Martin Humpal (Karlsuniversität, Prag): "Hamsuns Mysterien als Anti-Roman". Ein sehr interessanter Vortrag, der viele Gedanken hervor brache. Unglaublich von wie viele Perspektive aus man einen Roman lesen kann.

Sigrid Combüchen (Lund): "Hand und Geist". Aus dem Blick eines Hamsun-Biographen. Eine hoch interessanter Beitrag von jemand, der eine etwas andere Hamsun-Biographie geschrieben hat und endlich hat sich eine Frau mit diesem Thema befasst.

Hanna Eglinger (Universität von München): "Eigentlich hat es ohne Anfang begonnen": Ansiedlung als Öffnungskonzept in Segen der Erde. "Der lange, lange Pfad" als zweideutiger Öffnungsmarkierung. Meine Gedanken gingen an Knut Hamsun, was hätte er zu den Unmengen von Artikeln, Vorträge und Gesprächs-Themen um gerade "Segen der Erde" gesagt? Er hatte sich vermutlich gefreut über den Ideenreichtum der aus dieser Quelle gesprungen ist.

Even Arntzen (UiT): "Verfilmungen von Hamsuns Romane". Ein ungeheuer spannendes Thema, das Even uns auf vorbildlicher Weise erblicken ließ.

Michael Schmidt (UiT): "Bild und Text: Oskar Kokoschkas Pan-Illustrationen". Diese Bilder muss man einfach sehen, die sind fabelhaft und setzt die Phantasie in Bewegung.

Abschluss-Essen in der Fakultät für Referenten und Teilnehmer. (Einbegriffen). Über Krabben und Weißwein konnten wir wieder richtig diskutieren und wieder hatte ich das Gefühl mich mitten in einer großen Familie zu befinden, wir sind alle unterschiedlich aber wir haben eins gemeinsam: Unsere Liebe zu den spannende und Vielseitige Knut Hamsun.

Die Webseite der Hamsun-Abteilung der Universität von Tromsø: http://uit.no/humfak/hamsun-gruppa/1

Der allerletzte Abend mit Krabben und Wein in der Uni.
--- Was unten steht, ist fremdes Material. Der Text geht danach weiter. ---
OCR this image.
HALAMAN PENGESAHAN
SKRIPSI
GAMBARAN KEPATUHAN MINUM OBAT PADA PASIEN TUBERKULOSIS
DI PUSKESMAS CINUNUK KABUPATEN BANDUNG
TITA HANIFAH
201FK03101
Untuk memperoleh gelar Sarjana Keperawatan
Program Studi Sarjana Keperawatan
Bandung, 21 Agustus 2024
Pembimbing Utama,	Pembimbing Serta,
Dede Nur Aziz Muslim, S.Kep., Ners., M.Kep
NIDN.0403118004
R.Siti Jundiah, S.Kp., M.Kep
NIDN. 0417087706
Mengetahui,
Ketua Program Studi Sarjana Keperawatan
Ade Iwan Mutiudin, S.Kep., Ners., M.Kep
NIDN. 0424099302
Ein herzliches Danke Schön an den Veranstaltern für hervorragende Beiträge. Jedes Mal reise ich nach Hause mit dem wunderbaren Gefühl, geschickten und engagierten Menschen getroffen zu haben und alle haben sie beigetragen, dass das Verständnis von Knut Hamsun sich noch erweitert. Vielen Dank an Allen!